Accounting standard setters have decided to delay the effective date of and provide further implementation guidance for a rule that would require financial institutions to recognize unrealized losses of debt investments from rising interest rates as a hit to earnings.
Last Wednesday, the Financial Accounting Standards Board (FASB), responding to numerous complaints from the banking sector, stated plans to issue new guidance this week that will specifically address concerns raised from EITF Issue No. 03-1, meant to clarify when impairment of interest-sensitive debt securities held in an “available for sale” portfolio should be recorded on the income statement.
Banks, insurers, and mortgage-financing company Freddie Mac have all criticized Issue 03-1 and pushed FASB to revisit the issue. “The concern was the original version was quite vague on some fairly important issues related to how often an investor could potentially sell a security that is [impaired],” explains Matt Burnell, director of fixed income credit research at Merrill Lynch.
An impairment of a security occurs when the fair value drops below its cost. If a debt security is deemed impaired as a result of an interest rate drop, a financial institution must record that loss in income, unless it states an “intent and ability” to hold the security until the value recovers to par or it matures, in which case, the losses are held in shareholder’s equity on the balance sheet.
The lack of specific guidance reportedly led some major accounting firms to strict interpretations of a line in the rule that sales of interest-rate-impaired securities should factor into an assertion of an intent to hold other impaired securities. The conservative interpretation was that any one sale would taint the assertion for other investments in the portfolio, leading to a potential write-down of all losses of interest-rate impaired securities to flow through income.
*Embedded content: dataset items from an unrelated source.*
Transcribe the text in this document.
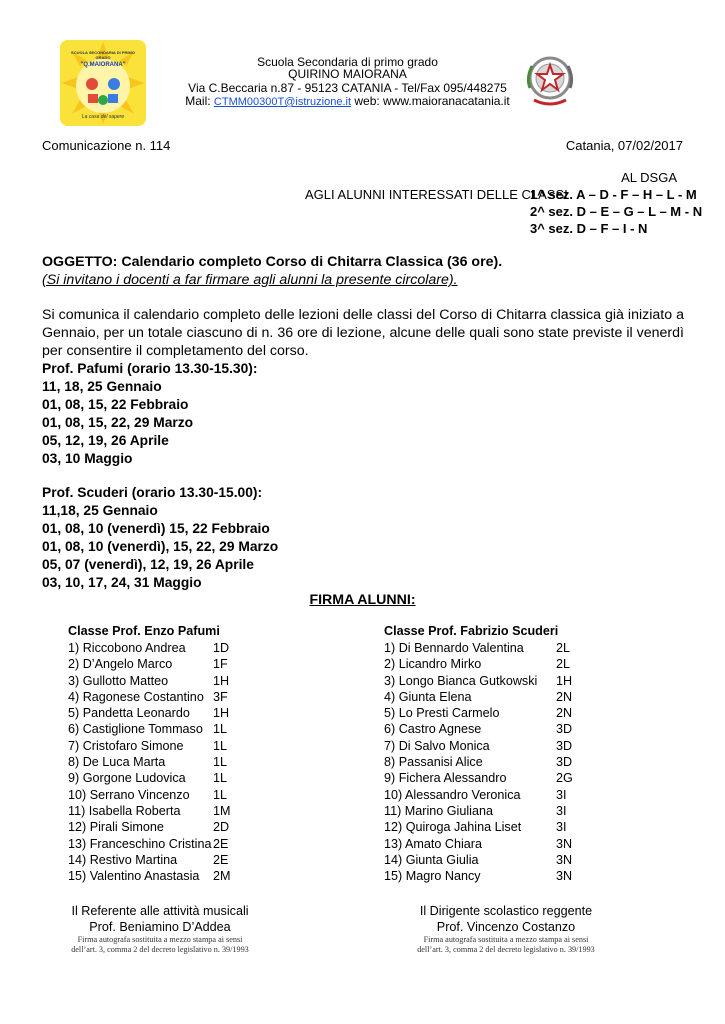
SCUOLA SECONDARIA DI PRIMO GRADO
"Q.MAIORANA"
La casa del sapere
Scuola Secondaria di primo grado
QUIRINO MAIORANA
Via C.Beccaria n.87 - 95123 CATANIA - Tel/Fax 095/448275
Mail: CTMM00300T@istruzione.it web: www.maioranacatania.it
Comunicazione n. 114	Catania, 07/02/2017
AL DSGA
AGLI ALUNNI INTERESSATI DELLE CLASSI
1^ sez. A – D - F – H – L - M
2^ sez. D – E – G – L – M - N
3^ sez. D – F – I - N
OGGETTO: Calendario completo Corso di Chitarra Classica (36 ore).
(Si invitano i docenti a far firmare agli alunni la presente circolare).
Si comunica il calendario completo delle lezioni delle classi del Corso di Chitarra classica già iniziato a Gennaio, per un totale ciascuno di n. 36 ore di lezione, alcune delle quali sono state previste il venerdì per consentire il completamento del corso.
Prof. Pafumi (orario 13.30-15.30):
11, 18, 25 Gennaio
01, 08, 15, 22 Febbraio
01, 08, 15, 22, 29 Marzo
05, 12, 19, 26 Aprile
03, 10 Maggio
Prof. Scuderi (orario 13.30-15.00):
11,18, 25 Gennaio
01, 08, 10 (venerdì) 15, 22 Febbraio
01, 08, 10 (venerdì), 15, 22, 29 Marzo
05, 07 (venerdì), 12, 19, 26 Aprile
03, 10, 17, 24, 31 Maggio
FIRMA ALUNNI:
Classe Prof. Enzo Pafumi
1) Riccobono Andrea 1D
2) D’Angelo Marco	1F
3) Gullotto Matteo	1H
4) Ragonese Costantino 3F
5) Pandetta Leonardo 1H
6) Castiglione Tommaso 1L
7) Cristofaro Simone 1L
8) De Luca Marta	1L
9) Gorgone Ludovica 1L
10) Serrano Vincenzo 1L
11) Isabella Roberta	1M
12) Pirali Simone	2D
13) Franceschino Cristina 2E
14) Restivo Martina	2E
15) Valentino Anastasia 2M
Classe Prof. Fabrizio Scuderi
1) Di Bennardo Valentina	2L
2) Licandro Mirko	2L
3) Longo Bianca Gutkowski 1H
4) Giunta Elena	2N
5) Lo Presti Carmelo	2N
6) Castro Agnese	3D
7) Di Salvo Monica	3D
8) Passanisi Alice	3D
9) Fichera Alessandro	2G
10) Alessandro Veronica	3I
11) Marino Giuliana	3I
12) Quiroga Jahina Liset	3I
13) Amato Chiara	3N
14) Giunta Giulia	3N
15) Magro Nancy	3N
Il Referente alle attività musicali
Prof. Beniamino D’Addea
Firma autografa sostituita a mezzo stampa ai sensi
dell’art. 3, comma 2 del decreto legislativo n. 39/1993
Il Dirigente scolastico reggente
Prof. Vincenzo Costanzo
Firma autografa sostituita a mezzo stampa ai sensi
dell’art. 3, comma 2 del decreto legislativo n. 39/1993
The threat of potentially huge earnings volatility as a result “scares the living daylights out of the financial institutions,” says Burnell. He also notes that current expectations that interest rates will rise and cut the value of such debt securities increases the concern for impairment.
To mitigate such interpretations, FASB decided in its Wednesday meeting to propose, among other things, guidance that would clarify that the impairment of debt securities would be considered on a security-by-security basis.
FASB’s staff proposal is also expected to address critics questions over severity of impairments, another issue left out of the initial Issue 03-1 guidance. FASB plans to propose that an impairment that is deemed “minor” or “insignificant,” as a result of lower interest rates, would be deemed temporary and not necessitate a write-down to earnings.
As part of its comment period, the proposal is also expected to see whether a more specific numerical threshold, such as a loss up to 5 percent of fair value, would be a preferable alternative to verbal guidelines.
The reasoning behind the safe harbor for minor or insignificant impairment of debt securities, says FASB board member G. Michael Crooch, is that if the impairment bounces around in a small range because of interest-rate fluctuations, “then you shouldn’t have to make the assertion because [the value] has a good probability of bouncing back.”
Burnell observes that most FASB board members are against issuing such specific numerical guidelines and without it, the guidance could still be considered “relatively vague.” He also notes that some institutions may prefer a more specific number that would ensure that the sale of a certain number of impaired debt securities would not indicate a pattern had formed in the sale of other assets of the portfolio.
Most calendar year companies would have had to comply with the initial 03-1 ruling for treating the impairment of interest-sensitive debt securities in the third quarter, but FASB now intends to issue its final proposal in the fourth quarter, which would put the effective date at year-end.